Amore e Psiche (terza parte) (Apuleio)

Interea Psyche e perspicua pulchritudine sua nullum fructum percipit. Eius divina species ut simulacrum divinum spectatur ab omnibus, laudatur ab omnibus; nullus vir autem, nuptiarum cupidus, eius petitor accedit, quia ut simulacrum omnes eam mirantur. Duae maiores sorores, quarum temperatam formositatem nullus populus celebraverat, regibus iam nupserant et vitam beatam agebant. Psyche, aegra corporis animique saucia, vidua domi residens, desertam solitudinem suam deflet et formositatem suam fastidit. Sic infortunatissimae filiae miserrimus pater, iram deorum verens, dei Milesii vetustissimum oraculum percontatur, et precibus et victimis pro filia sua nuptias a numine petit. Sed Apollo sic respondit: «Puellam duc funebri ornatu in montem: non generum mortalem habebis sed saevum malum quod pinnis volitans cuncta fatigat et flammaque ferroque singula debilitat».

Apuleio

Nel frattempo Psiche non raccolse nessun frutto dalla sua manifesta bellezza. Il suo aspetto meraviglioso venne da tutti lodato, da tutti guardato come una statua divina; ma nessun uomo, desideroso di nozze, si avvicinò quale suo pretendente, perché tutti l’ammiravano come un simulacro. Le due sorelle maggiori, la cui normale bellezza nessun popolo aveva esaltato, avevano già sposato dei re e conducevano una vita felice. Psiche, sofferente nel corpo e afflitta nell’animo, rimanendo nubile in casa, pianse la sua desolata solitudine e provò avversione per la sua bellezza.
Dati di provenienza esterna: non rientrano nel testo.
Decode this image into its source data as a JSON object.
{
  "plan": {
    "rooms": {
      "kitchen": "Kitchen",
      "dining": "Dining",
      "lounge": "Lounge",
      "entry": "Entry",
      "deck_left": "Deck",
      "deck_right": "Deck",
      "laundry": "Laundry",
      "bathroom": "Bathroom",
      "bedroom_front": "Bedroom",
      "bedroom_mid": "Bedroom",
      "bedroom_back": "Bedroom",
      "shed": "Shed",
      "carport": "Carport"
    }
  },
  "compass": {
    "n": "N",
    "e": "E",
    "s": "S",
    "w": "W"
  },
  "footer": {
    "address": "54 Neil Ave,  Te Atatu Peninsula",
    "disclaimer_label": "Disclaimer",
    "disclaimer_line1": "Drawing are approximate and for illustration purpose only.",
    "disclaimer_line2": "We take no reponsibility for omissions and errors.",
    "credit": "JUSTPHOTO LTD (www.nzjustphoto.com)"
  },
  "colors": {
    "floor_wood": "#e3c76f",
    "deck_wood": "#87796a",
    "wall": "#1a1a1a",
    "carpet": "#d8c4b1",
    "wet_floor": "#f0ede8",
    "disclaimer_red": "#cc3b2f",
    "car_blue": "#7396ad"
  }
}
Così l’infelicissimo padre di quella sfortunatissima figlia, temendo una collera degli dei, interrogò l’antichissimo oracolo del dio di Mileto, e chiese alla divinità, con preghiere e vittime sacrificali, un matrimonio per sua figlia. Ma Apollo gli rispose in tal modo: “Conduci la fanciulla in abbigliamento funebre su un monte: non avrai un genero mortale, ma un crudele malvagio che, volando qua e là con le sue ali, mette sottosopra tutto quanto e sfinisce col ferro e col fuoco ogni singola persona”.